Marvelous Moyo, who runs a food stall near the South African gate, said since March this year she had not been able to afford to visit her family in Masvingo because lockdown had affected her business.
“Though borders were opened for us to travel back home I could not travel back home. My only means of sustaining a living is through selling food at this place. The little money I am getting since we were allowed to go back to business is not enough to meet the travel costs including Covid-19 certificates.”
I wish both governments would drop this requirement because I really need to visit my family,” said Moyo.
Another Zimbabwean trader, Ruth Chirinda, also expressed concerns about the certificate. “I really miss my three children who are being taken care of by my mother. Since March I could not travel back home. Now it is December time I need to spend the holiday with the family,” said Chirinda. Other Zimbabweans told Groundup they would use illegal routes to return home.
Speaking to the media Kazembe said, “We need to save lives. This pandemic is real. We urge our citizens to plan their trips.
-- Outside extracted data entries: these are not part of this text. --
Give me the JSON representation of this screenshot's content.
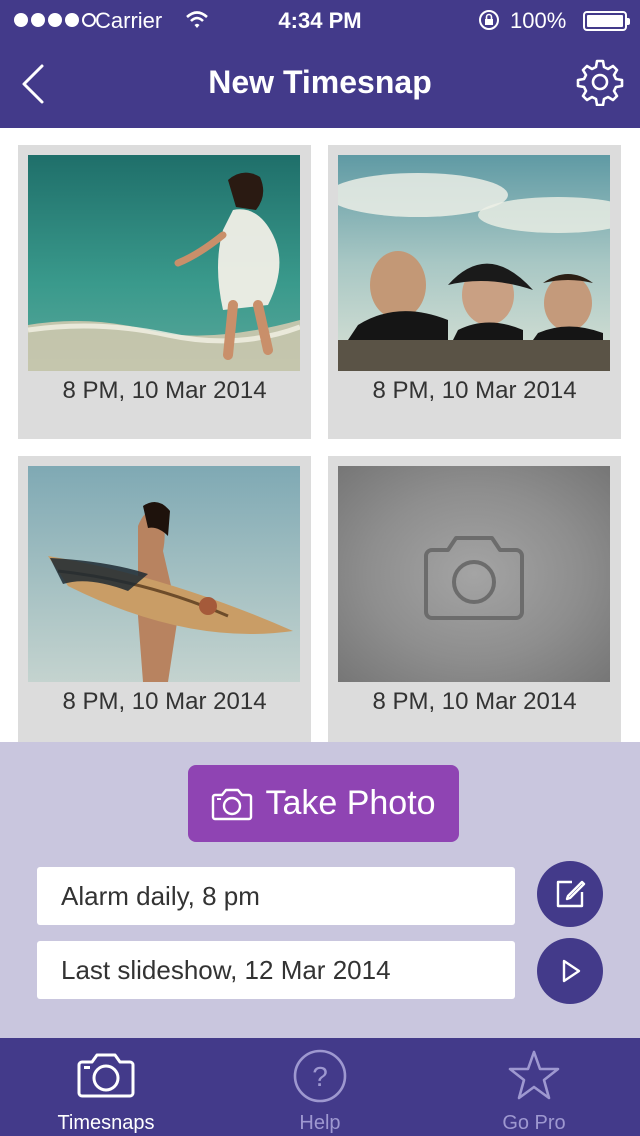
{
  "status_bar": {
    "carrier": "Carrier",
    "time": "4:34 PM",
    "battery": "100%"
  },
  "nav": {
    "title": "New Timesnap",
    "back_icon": "chevron-left-icon",
    "settings_icon": "gear-icon"
  },
  "snaps": [
    {
      "caption": "8 PM, 10 Mar 2014"
    },
    {
      "caption": "8 PM, 10 Mar 2014"
    },
    {
      "caption": "8 PM, 10 Mar 2014"
    },
    {
      "caption": "8 PM, 10 Mar 2014"
    }
  ],
  "actions": {
    "take_photo_label": "Take Photo",
    "alarm_text": "Alarm daily, 8 pm",
    "slideshow_text": "Last slideshow, 12 Mar 2014"
  },
  "tabs": [
    {
      "label": "Timesnaps",
      "icon": "camera-icon",
      "active": true
    },
    {
      "label": "Help",
      "icon": "question-icon",
      "active": false
    },
    {
      "label": "Go Pro",
      "icon": "star-icon",
      "active": false
    }
  ],
  "colors": {
    "brand": "#433a8a",
    "accent": "#8f44b3",
    "panel": "#c9c6de",
    "inactive_tab": "#9e98d0"
  }
}
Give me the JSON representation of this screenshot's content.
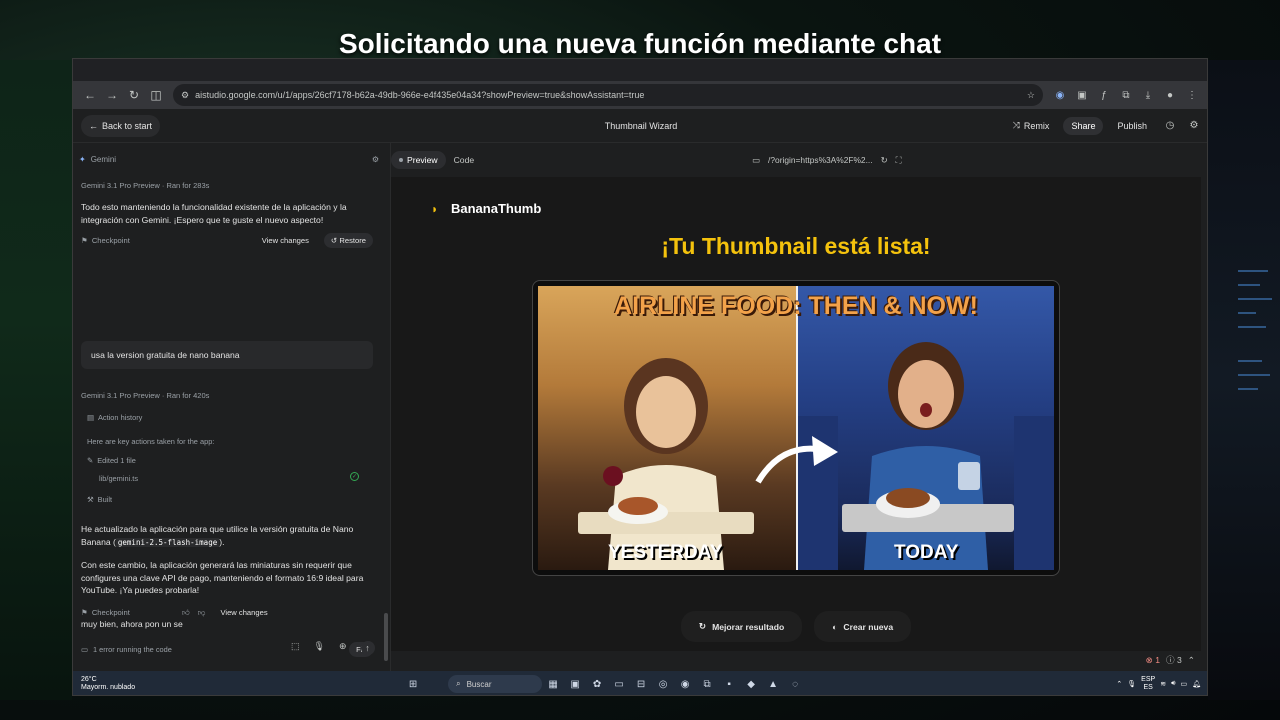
{
  "video_caption": "Solicitando una nueva función mediante chat",
  "browser": {
    "url": "aistudio.google.com/u/1/apps/26cf7178-b62a-49db-966e-e4f435e04a34?showPreview=true&showAssistant=true"
  },
  "app_header": {
    "back_label": "Back to start",
    "title": "Thumbnail Wizard",
    "remix": "Remix",
    "share": "Share",
    "publish": "Publish"
  },
  "chat": {
    "panel_label": "Gemini",
    "msg1_meta_model": "Gemini 3.1 Pro Preview",
    "msg1_meta_time": "Ran for 283s",
    "msg1_text": "Todo esto manteniendo la funcionalidad existente de la aplicación y la integración con Gemini. ¡Espero que te guste el nuevo aspecto!",
    "checkpoint": "Checkpoint",
    "view_changes": "View changes",
    "restore": "Restore",
    "user_msg": "usa la version gratuita de nano banana",
    "msg2_meta_model": "Gemini 3.1 Pro Preview",
    "msg2_meta_time": "Ran for 420s",
    "action_history": "Action history",
    "key_actions": "Here are key actions taken for the app:",
    "edited": "Edited 1 file",
    "file": "lib/gemini.ts",
    "built": "Built",
    "msg2_text_a": "He actualizado la aplicación para que utilice la versión gratuita de Nano Banana (",
    "msg2_code": "gemini-2.5-flash-image",
    "msg2_text_b": ").",
    "msg2_text_c": "Con este cambio, la aplicación generará las miniaturas sin requerir que configures una clave API de pago, manteniendo el formato 16:9 ideal para YouTube. ¡Ya puedes probarla!",
    "error": "1 error running the code",
    "fix": "Fix",
    "input_text": "muy bien, ahora pon un se"
  },
  "preview": {
    "tab_preview": "Preview",
    "tab_code": "Code",
    "origin": "/?origin=https%3A%2F%2...",
    "brand": "BananaThumb",
    "headline": "¡Tu Thumbnail está lista!",
    "thumb_title": "AIRLINE FOOD: THEN & NOW!",
    "cap_left": "YESTERDAY",
    "cap_right": "TODAY",
    "btn_improve": "Mejorar resultado",
    "btn_new": "Crear nueva",
    "status_errors": "1",
    "status_info": "3"
  },
  "taskbar": {
    "temp": "26°C",
    "weather": "Mayorm. nublado",
    "search": "Buscar",
    "lang": "ESP",
    "lang2": "ES"
  }
}
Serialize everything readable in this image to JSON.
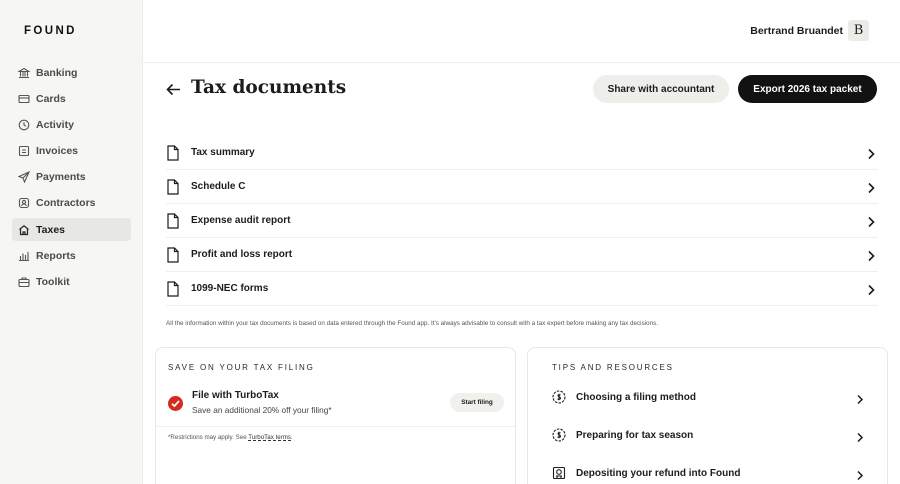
{
  "app": {
    "logo": "FOUND"
  },
  "sidebar": {
    "items": [
      {
        "label": "Banking",
        "icon": "bank-icon"
      },
      {
        "label": "Cards",
        "icon": "card-icon"
      },
      {
        "label": "Activity",
        "icon": "clock-icon"
      },
      {
        "label": "Invoices",
        "icon": "invoice-icon"
      },
      {
        "label": "Payments",
        "icon": "send-icon"
      },
      {
        "label": "Contractors",
        "icon": "contractors-icon"
      },
      {
        "label": "Taxes",
        "icon": "taxes-icon",
        "active": true
      },
      {
        "label": "Reports",
        "icon": "bar-chart-icon"
      },
      {
        "label": "Toolkit",
        "icon": "toolkit-icon"
      }
    ]
  },
  "header": {
    "user_name": "Bertrand Bruandet",
    "avatar_letter": "B"
  },
  "page": {
    "title": "Tax documents",
    "share_button": "Share with accountant",
    "export_button": "Export 2026 tax packet"
  },
  "documents": [
    {
      "label": "Tax summary"
    },
    {
      "label": "Schedule C"
    },
    {
      "label": "Expense audit report"
    },
    {
      "label": "Profit and loss report"
    },
    {
      "label": "1099-NEC forms"
    }
  ],
  "disclaimer": "All the information within your tax documents is based on data entered through the Found app. It’s always advisable to consult with a tax expert before making any tax decisions.",
  "save_card": {
    "eyebrow": "SAVE ON YOUR TAX FILING",
    "title": "File with TurboTax",
    "description": "Save an additional 20% off your filing*",
    "button": "Start filing",
    "restriction_prefix": "*Restrictions may apply. See ",
    "restriction_link": "TurboTax terms",
    "restriction_suffix": "."
  },
  "tips_card": {
    "eyebrow": "TIPS AND RESOURCES",
    "items": [
      {
        "label": "Choosing a filing method",
        "icon": "clock-dollar-icon"
      },
      {
        "label": "Preparing for tax season",
        "icon": "clock-dollar-icon"
      },
      {
        "label": "Depositing your refund into Found",
        "icon": "bank-deposit-icon"
      }
    ]
  },
  "colors": {
    "primary_button": "#121212",
    "secondary_button": "#eeeeeb",
    "sidebar_bg": "#f6f6f4",
    "turbotax_red": "#d52b1e"
  }
}
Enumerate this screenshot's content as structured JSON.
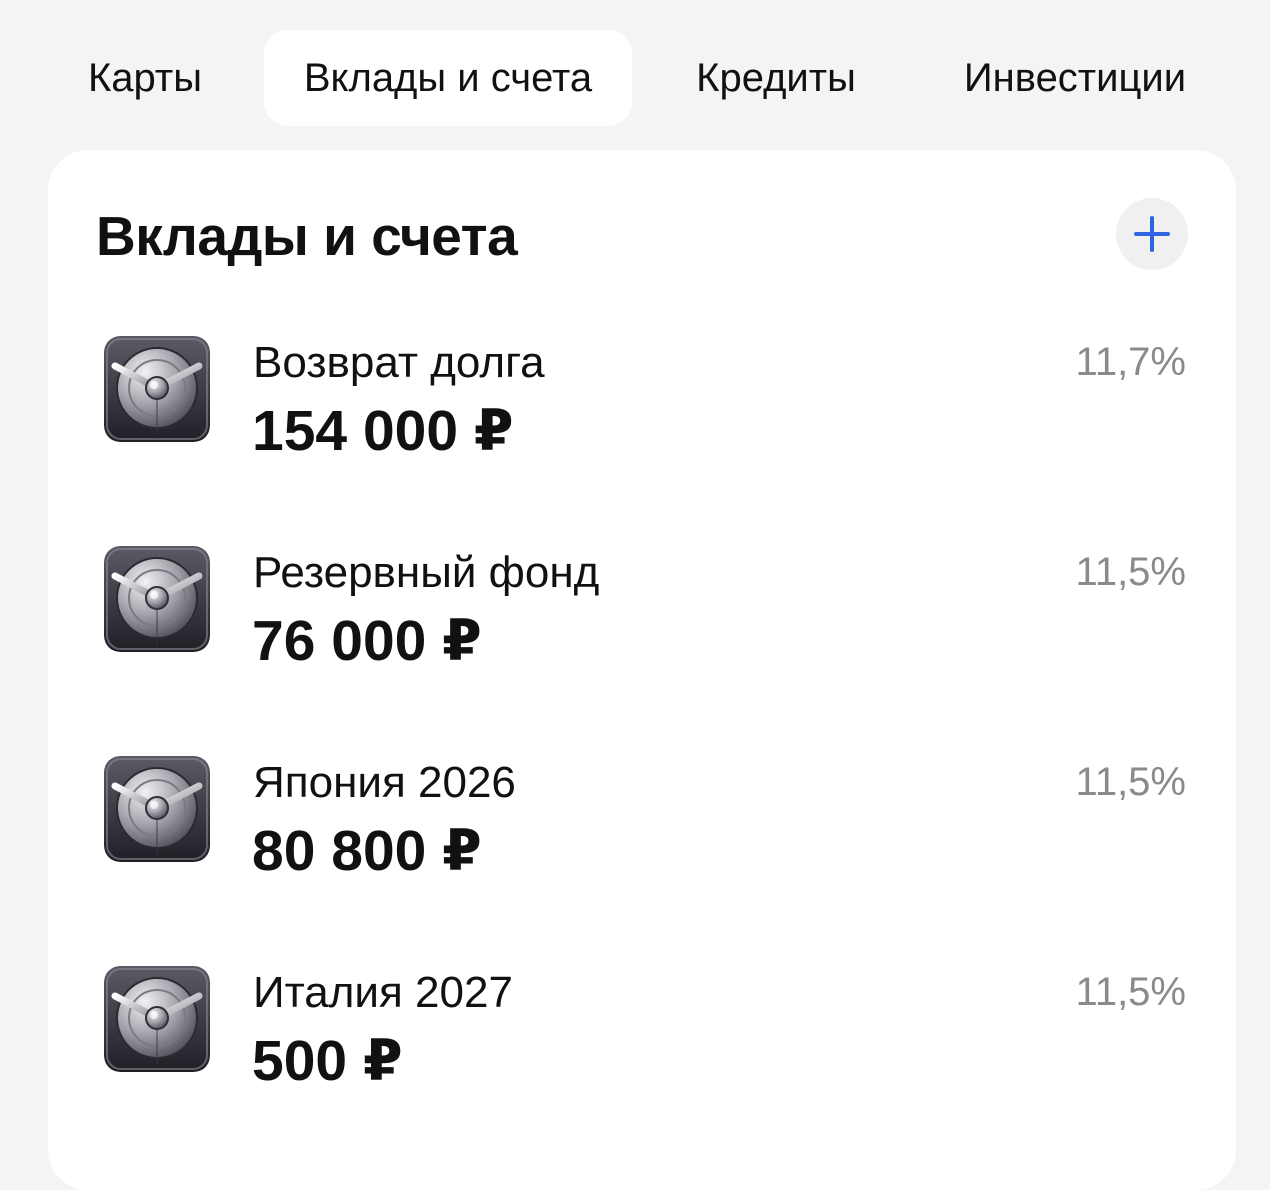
{
  "tabs": [
    {
      "label": "Карты",
      "active": false
    },
    {
      "label": "Вклады и счета",
      "active": true
    },
    {
      "label": "Кредиты",
      "active": false
    },
    {
      "label": "Инвестиции",
      "active": false
    }
  ],
  "section": {
    "title": "Вклады и счета",
    "add_icon": "plus-icon",
    "accent_color": "#2f66e0"
  },
  "accounts": [
    {
      "name": "Возврат долга",
      "amount": "154 000 ₽",
      "rate": "11,7%",
      "icon": "safe-vault-icon"
    },
    {
      "name": "Резервный фонд",
      "amount": "76 000 ₽",
      "rate": "11,5%",
      "icon": "safe-vault-icon"
    },
    {
      "name": "Япония 2026",
      "amount": "80 800 ₽",
      "rate": "11,5%",
      "icon": "safe-vault-icon"
    },
    {
      "name": "Италия 2027",
      "amount": "500 ₽",
      "rate": "11,5%",
      "icon": "safe-vault-icon"
    }
  ]
}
If you know you want to travel in a couple of weeks, just do what is expected of you so that you do not have challenges at the border.”
“Now that the borders are open it is not going to be free for all,” said Motsoaledi. “We are going to be very strict.” He said there would be joint operations involving the SANDF, SAPS, municipal police and SARS to minimise illegal crossing. And measures were in place to detect fake Covid-19 certificates, he said.